Dearly Beloved - Beauty Wrapped In Pain

When BBIF first asked me to write a review of Dearly Beloved, I embarrassingly realised I knew almost nothing about Belize. I didn’t even know where it was on the map. So I asked one of the organisers of the festival, and he casually replied, “It’s in Central America.” That simple answer sent me down a small spiral of curiosity — and by the time I began watching the film, I understood why he’d wanted me to see it. From its opening frames, Dearly Beloved revealed itself not just as a film set in Belize, but as a film about Belize — its people, its memory, its pulse. It’s less a story and more a meditation on a nation’s soul, told through images that breathe and linger long after the screen fades to black.

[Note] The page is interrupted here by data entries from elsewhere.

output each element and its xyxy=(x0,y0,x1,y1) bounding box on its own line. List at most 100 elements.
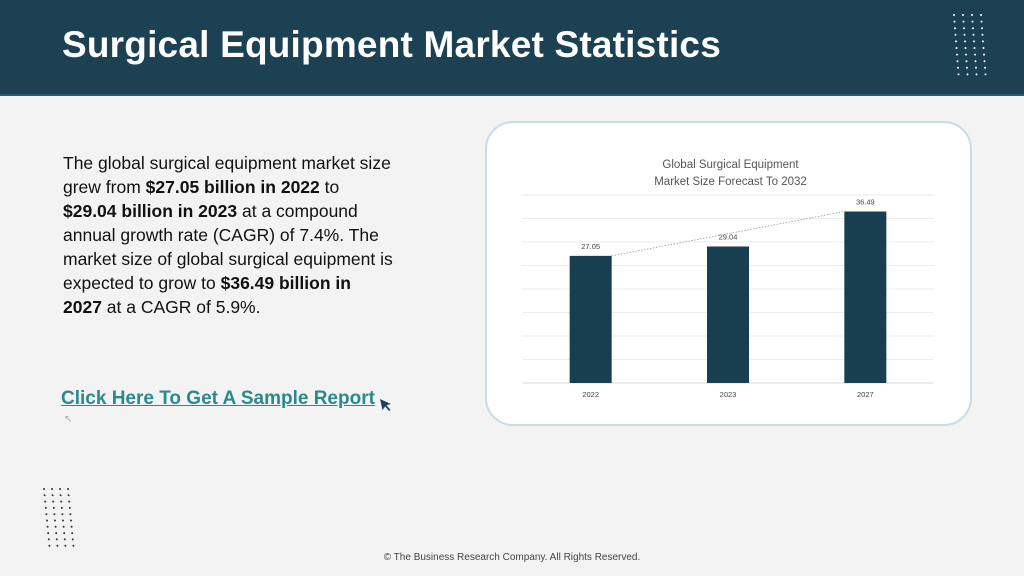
chart-subtitle: Market Size Forecast To 2032 xyxy=(654,176,807,188)
x-tick-label-2023: 2023 xyxy=(720,390,737,399)
decoration-dot xyxy=(971,20,974,23)
decoration-dot xyxy=(953,14,955,16)
header-bar: Surgical Equipment Market Statistics xyxy=(0,0,1024,96)
decoration-dot xyxy=(55,532,58,535)
x-tick-label-2027: 2027 xyxy=(857,390,874,399)
trendline xyxy=(611,211,845,257)
decoration-dot xyxy=(954,27,956,30)
dot-pattern-decoration xyxy=(43,488,75,547)
decoration-dot xyxy=(956,60,959,63)
decoration-dot xyxy=(953,20,956,23)
bar-2027 xyxy=(844,211,887,383)
decoration-dot xyxy=(71,538,74,541)
decoration-dot xyxy=(966,66,968,69)
decoration-dot xyxy=(56,544,59,547)
data-label-2023: 29.04 xyxy=(719,233,738,242)
decoration-dot xyxy=(48,544,51,547)
decoration-dot xyxy=(973,40,975,43)
description-text: The global surgical equipment market siz… xyxy=(63,153,391,197)
decoration-dot xyxy=(981,33,984,36)
decoration-dot xyxy=(975,66,977,69)
decoration-dot xyxy=(975,73,978,76)
decoration-dot xyxy=(984,73,987,76)
decoration-dot xyxy=(980,20,983,23)
decoration-dot xyxy=(68,500,71,503)
decoration-dot xyxy=(44,506,47,509)
decoration-dot xyxy=(67,488,69,490)
x-tick-label-2022: 2022 xyxy=(582,390,599,399)
decoration-dot xyxy=(43,488,45,490)
decoration-dot xyxy=(957,73,960,76)
decoration-dot xyxy=(981,27,983,30)
small-arrow-mark: ↖ xyxy=(64,414,73,425)
decoration-dot xyxy=(956,53,958,56)
dot-pattern-decoration xyxy=(953,14,987,76)
decoration-dot xyxy=(957,66,959,69)
decoration-dot xyxy=(51,494,54,497)
decoration-dot xyxy=(43,494,46,497)
decoration-dot xyxy=(966,73,969,76)
decoration-dot xyxy=(965,53,967,56)
decoration-dot xyxy=(51,488,53,490)
page-title: Surgical Equipment Market Statistics xyxy=(62,24,721,65)
value-2022: $27.05 billion in 2022 xyxy=(145,177,320,197)
decoration-dot xyxy=(68,506,71,509)
decoration-dot xyxy=(982,47,985,49)
decoration-dot xyxy=(954,33,957,36)
decoration-dot xyxy=(972,27,974,30)
decoration-dot xyxy=(59,488,61,490)
decoration-dot xyxy=(47,532,50,535)
decoration-dot xyxy=(955,40,957,43)
copyright-footer: © The Business Research Company. All Rig… xyxy=(383,552,641,563)
decoration-dot xyxy=(962,14,964,16)
decoration-dot xyxy=(60,506,63,509)
bar-2022 xyxy=(569,255,612,383)
decoration-dot xyxy=(45,513,48,516)
decoration-dot xyxy=(974,60,977,63)
decoration-dot xyxy=(44,500,47,503)
bar-2023 xyxy=(707,246,749,383)
decoration-dot xyxy=(965,60,968,63)
decoration-dot xyxy=(52,500,55,503)
decoration-dot xyxy=(983,53,985,56)
data-label-2027: 36.49 xyxy=(856,197,875,206)
decoration-dot xyxy=(52,506,55,509)
data-label-2022: 27.05 xyxy=(581,242,600,251)
decoration-dot xyxy=(955,47,958,49)
decoration-dot xyxy=(963,33,966,36)
decoration-dot xyxy=(63,532,66,535)
decoration-dot xyxy=(70,525,73,528)
market-description: The global surgical equipment market siz… xyxy=(63,151,393,319)
decoration-dot xyxy=(984,66,986,69)
decoration-dot xyxy=(980,14,982,16)
decoration-dot xyxy=(53,513,56,516)
sample-report-link[interactable]: Click Here To Get A Sample Report xyxy=(61,388,375,409)
decoration-dot xyxy=(962,20,965,23)
decoration-dot xyxy=(69,513,72,516)
decoration-dot xyxy=(67,494,70,497)
decoration-dot xyxy=(983,60,986,63)
description-text: at a CAGR of 5.9%. xyxy=(101,297,261,317)
decoration-dot xyxy=(72,544,75,547)
decoration-dot xyxy=(54,519,56,522)
description-text: at a compound annual growth rate (CAGR) … xyxy=(63,201,393,293)
decoration-dot xyxy=(46,519,48,522)
value-2023: $29.04 billion in 2023 xyxy=(63,201,238,221)
value-2027: $36.49 billion in 2027 xyxy=(63,273,351,317)
decoration-dot xyxy=(62,519,64,522)
decoration-dot xyxy=(973,47,976,49)
bar-chart: 27.05 2022 29.04 2023 36.49 2027 xyxy=(522,194,934,399)
decoration-dot xyxy=(972,33,975,36)
decoration-dot xyxy=(964,40,966,43)
decoration-dot xyxy=(64,544,67,547)
chart-title: Global Surgical Equipment xyxy=(662,159,799,171)
decoration-dot xyxy=(55,538,58,541)
description-text: to xyxy=(319,177,340,197)
decoration-dot xyxy=(63,538,66,541)
decoration-dot xyxy=(70,519,72,522)
decoration-dot xyxy=(62,525,65,528)
cursor-arrow-icon[interactable] xyxy=(378,397,394,413)
decoration-dot xyxy=(963,27,965,30)
decoration-dot xyxy=(61,513,64,516)
decoration-dot xyxy=(71,532,74,535)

Dearly Beloved is unique because some films tell stories. Others, like Dearly Beloved, show a life which is slow and uneven, yet alive in its own rhythm. The Director of the film, Rasheed Hasan Joseph Palacio’s, meditative work is not about what happens, but about what it means to exist in a place haunted by memory and illuminated by grace. His home country, Belize, is both a sanctuary and a scar, a land whose beauty is inseparable from its grief. Watching it, the audience doesn’t so much “follow” the film as they drift through it, like a dream that refuses to resolve into something beautiful.


Palacio’s approach is neither documentary nor fiction. It belongs to that small, brave tradition of filmmakers who use cinema as a language of feeling rather than explanation — names like Chris Marker, Trinh T. Minh-ha, and Terrence Malick come to mind. Yet Dearly Beloved isn’t a copy. It is grounded in a distinctly Belizean consciousness, one shaped by colonial history, indigenous spirituality, and the everyday rituals of survival. The film feels handmade, intimate, and restless, like a letter to a homeland that keeps changing even as it remains painfully familiar.


The images arrive like fragments — a hand brushing over water, smoke curling into the sky, faces caught between reverence and fatigue. Palacio doesn’t use these moments as mere decoration; they are his language, the way a poet arranges words to capture what can’t be said outright. Sound, too, plays a crucial role. The ambient hum of insects, distant church bells, and snippets of conversation bleed into each other, creating a sonic texture that feels like memory itself — layered, fragile, half-forgotten. When silence arrives, it lands with the force of revelation.


What’s remarkable is how Dearly Beloved turns stillness into emotional movement. Famous American film critic Roger Ebert once wrote that great movies are “machines for empathy.” Palacio’s machine runs quietly, powered not by dialogue or plot but by the recognition of shared fragility. The people we glimpse — farmers, children, elders in prayer — aren’t symbols or case studies. They simply are. Through them, the film honours a truth that every nation, every person, eventually faces: to love a place deeply is also to feel its wounds as your own.


There’s an undercurrent of mourning throughout the film. Not the loud, cinematic kind, but the quiet pain of lives lived under the shadow of loss. Palacio never specifies what was lost — perhaps history itself, perhaps innocence, perhaps the ability to look at one’s land without seeing its ghosts. In one sequence, the camera lingers on a decaying building being reclaimed by the jungle. The shot is so patient that it feels like a prayer. Nature and time collaborate to erase human traces, yet the image isn’t nihilistic. It’s tender — as if the earth, too, remembers.


What gives Dearly Beloved its power is its refusal to impose meaning. It invites interpretation but resists confinement. Palacio’s director’s statement makes this clear: the film moves like memory, dream, and ritual. And that’s exactly how it unfolds. The editing drifts between tempos — slow dissolves followed by sudden cuts, creating a rhythm that feels organic, even musical. You sense a filmmaker listening, not dictating. That humility — that willingness to let images speak in their own time — is rare.


Yet, the film’s abstraction may also test the patience of those who come seeking narrative clarity. Dearly Beloved doesn’t offer easy catharsis. It demands surrender, the same kind of openness one brings to meditation or prayer. For those willing to meet it halfway, the experience can be quietly transformative. You leave the film not with answers, but with a heightened awareness of texture — of wind, of water, of silence, of how memory clings to landscapes.


In the end, Dearly Beloved feels less like a film and more like a blessing. It’s about a nation, yes, but also about the condition of being human: our urge to belong, our fear of forgetting, our fragile hope that beauty can coexist with pain. Rasheed Palacio has created something rare — a work that dares to stand still in a world obsessed with speed. In doing so, he reminds us that to look deeply is itself a form of love.


I’d give Dearly Beloved a solid 4 out of 5 stars — not for perfection, but for presence. For simply existing as a work that dares to see, to feel, and to remember. Its very existence feels like an act of courage — a quiet, poetic testament to the power of cinema to preserve what might otherwise fade away.